Businesses plan for overtime law changes
Tracy Kershaw-Staley
DBJ Staff Reporter
Dayton-area employers are readying their businesses for the most sweeping revisions to overtime regulations in nearly 50 years.
The U.S. Department of Labor's FairPay Overtime Initative, which updates the 1938 Fair Labor Standards Act, sets new requirements for who qualifies for overtime pay. It goes into effect Aug. 23.
"The changes in the rules have gotten enough exposure that a lot of employers already have taken steps to change their practices or make sure their practices are in compliance with the new regulations," said Scott Stirling, a labor and employment lawyer with the Dayton office of Thompson Hine.
The changes have been lauded by many business owners as a much-needed modernization of the overtime regulations. The Department of Labor estimates that 1.3 million more workers now will qualify for overtime pay. Business leaders pushed for the changes, saying the murky regulations were causing too many lawsuits from workers who felt they should be paid overtime.

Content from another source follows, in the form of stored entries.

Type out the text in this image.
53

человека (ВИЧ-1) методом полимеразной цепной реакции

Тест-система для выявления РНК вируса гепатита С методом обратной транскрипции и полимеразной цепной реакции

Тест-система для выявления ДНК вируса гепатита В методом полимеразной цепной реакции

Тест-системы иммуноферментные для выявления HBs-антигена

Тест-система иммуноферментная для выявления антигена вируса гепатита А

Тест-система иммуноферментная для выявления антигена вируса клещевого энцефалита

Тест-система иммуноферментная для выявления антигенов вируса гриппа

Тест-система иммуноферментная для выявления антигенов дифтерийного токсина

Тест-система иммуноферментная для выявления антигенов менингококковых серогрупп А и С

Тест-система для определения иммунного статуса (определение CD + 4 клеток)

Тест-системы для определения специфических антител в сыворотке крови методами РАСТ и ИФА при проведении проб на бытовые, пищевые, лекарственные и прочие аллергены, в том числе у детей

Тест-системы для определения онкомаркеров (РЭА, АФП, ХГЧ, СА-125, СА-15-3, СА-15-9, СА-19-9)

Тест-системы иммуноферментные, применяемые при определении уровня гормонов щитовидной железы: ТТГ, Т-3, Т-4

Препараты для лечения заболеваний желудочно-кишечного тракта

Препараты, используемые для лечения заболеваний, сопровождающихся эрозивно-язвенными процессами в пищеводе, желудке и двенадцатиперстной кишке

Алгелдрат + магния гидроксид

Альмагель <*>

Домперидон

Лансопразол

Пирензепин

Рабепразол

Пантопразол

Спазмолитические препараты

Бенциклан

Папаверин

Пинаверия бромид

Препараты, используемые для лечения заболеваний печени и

Yet many Democratic policymakers and union leaders have cautioned that changes will leave millions of workers ineligible for overtime pay.
Under the new regulations, workers who earn $23,666 or less annually are guaranteed overtime, up from the old threshold of $8,060, which was set in 1975. Those who make $100,000 a year cannot earn overtime.
But how the new regulations will affect workers who fall between those limits continues to be debated. Employers must judge if their workers' job duties meet certain tests and standards set by the Department of Labor that exempt workers who earn between $23,666 and $100,000 from overtime pay.
The most significant changes, aside from the salary adjustments, are the new standard duties tests. The new rules replace the old tests with new standards in five categories: executive, learned professional, administrative, computer and outside sales exemptions. For a detail list of the new changes, visit
www.dol.gov/esa/regs/compliance/whd/fairpay/main.htm.
The intense pressure from Democratic officials and labor leaders pushed Labor Secretary Elaine Chao to scale back the plan in April, raising the overtime salary cap from a proposed $65,000 a year to the final $100,000 annual salary. She also revised the proposal to ensure police officers, firefighters, emergency medical technicians and other safety workers, as well as nonmanagement blue-collar workers, such as carpenters, plumbers, and iron workers, will not lose their overtime rights.
Yet local labor leader Wesley Wells said he still believes the changes will cripple overtime for millions of workers. He cited a study from the Economic Policy Institute, a liberal research organization, that showed 6 million workers would lose overtime rights under the new regulations.
"I think it will have a real adverse effect here. People really depend on overtime work in order to meet their needs," said Wells, executive director of the Dayton-Miami Valley AFL-CIO.
Registered nurses are one of the professions critics of the initiative said is in danger. Under the new plan, employers could decide nurses may not qualify for overtime under the "learned professional" exemption.